Şimdi sormak gerekir: Kayyım atanmış bir yerde bu hakların hangisi kullanılabilir? Hangi karar sürecine katılabilirsiniz? Hangi hizmetin hesabını sorabilirsiniz? Yerel yönetimlerin atanmış kişilerle değil, seçilmişlerle yürütülmesi sadece bir Avrupa standardı değil; aynı zamanda bizim kendi yasal sistemimizin ve cumhuriyet fikrimizin de gereğidir. Bu nedenle kayyım uygulamaları yalnızca Özerklik Şartı’na değil, bizzat kendi hukukumuza ve demokrasi anlayışımıza aykırıdır.
×ULAŞ BAYRAKTAR KİMDİR?
Ulaş Bayraktar 1975’te Trabzon’da doğdu. Lisans eğitimini Galatasaray Üniversitesi Kamu Yönetimi Bölümü’nde, yüksek lisans ve doktorasını Paris Siyasal Bilimler Enstitüsü’nde tamamladı. 29 Nisan 2017 KHK’sıyla kamudan ihraç edildi. Bayraktar o tarihe kadar Mersin Üniversitesi Kamu Yönetimi Bölümü’nde öğretim üyesi olarak çalıştı. 2023 yılında mahkeme kararıyla görevine iade edildi. Ağırlıklı olarak yerel yönetimler, kentsel siyaset, kamu politikaları ve müşterekler siyaseti alanlarında araştırmalar ve yayınlar yaptı.
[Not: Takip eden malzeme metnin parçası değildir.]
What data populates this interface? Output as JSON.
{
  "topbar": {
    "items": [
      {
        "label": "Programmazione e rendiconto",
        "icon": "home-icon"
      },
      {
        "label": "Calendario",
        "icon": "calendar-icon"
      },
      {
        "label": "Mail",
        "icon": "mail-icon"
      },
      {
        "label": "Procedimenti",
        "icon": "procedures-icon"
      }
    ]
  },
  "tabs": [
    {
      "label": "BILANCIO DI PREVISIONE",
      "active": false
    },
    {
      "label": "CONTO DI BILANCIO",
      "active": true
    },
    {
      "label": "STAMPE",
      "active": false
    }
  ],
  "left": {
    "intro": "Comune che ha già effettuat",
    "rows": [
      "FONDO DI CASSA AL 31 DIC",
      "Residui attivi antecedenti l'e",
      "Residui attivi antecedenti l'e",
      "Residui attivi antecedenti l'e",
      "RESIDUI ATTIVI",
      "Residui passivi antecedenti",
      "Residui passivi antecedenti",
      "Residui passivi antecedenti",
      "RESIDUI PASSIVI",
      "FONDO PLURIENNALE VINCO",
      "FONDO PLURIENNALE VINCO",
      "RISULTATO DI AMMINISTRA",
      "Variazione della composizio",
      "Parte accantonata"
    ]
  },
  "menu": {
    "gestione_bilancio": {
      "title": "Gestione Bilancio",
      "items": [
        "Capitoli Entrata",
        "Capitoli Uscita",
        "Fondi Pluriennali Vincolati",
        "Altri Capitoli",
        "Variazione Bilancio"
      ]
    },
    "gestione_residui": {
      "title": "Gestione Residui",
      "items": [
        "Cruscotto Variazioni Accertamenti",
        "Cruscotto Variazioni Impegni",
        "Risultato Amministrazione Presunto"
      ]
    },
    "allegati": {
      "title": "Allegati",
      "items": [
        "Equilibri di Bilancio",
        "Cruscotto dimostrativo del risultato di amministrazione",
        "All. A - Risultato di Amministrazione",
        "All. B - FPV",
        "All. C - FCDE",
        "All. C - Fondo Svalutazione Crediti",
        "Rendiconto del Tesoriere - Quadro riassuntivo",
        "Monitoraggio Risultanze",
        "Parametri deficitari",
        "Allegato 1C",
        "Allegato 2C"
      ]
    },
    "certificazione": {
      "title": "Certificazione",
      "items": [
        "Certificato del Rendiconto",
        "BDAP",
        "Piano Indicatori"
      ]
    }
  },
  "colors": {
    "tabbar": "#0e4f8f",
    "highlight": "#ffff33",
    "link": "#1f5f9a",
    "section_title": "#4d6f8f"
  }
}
Babası Yüzbaşı Beşir Bayraktar, 1980’li yılların başında bir çatışmada öldürüldü. Ulaş Bayraktar, o zaman henüz 5 yaşındaydı. ‘Kahramanım’ dediği annesinin eğitimi, kararları ve ardından kendisinin geliştirdiği barış anlayışı Bayraktar’ı ‘Bu Suça Ortak Olmayacağız’ bildirisini imzalamaya kadar götürdü.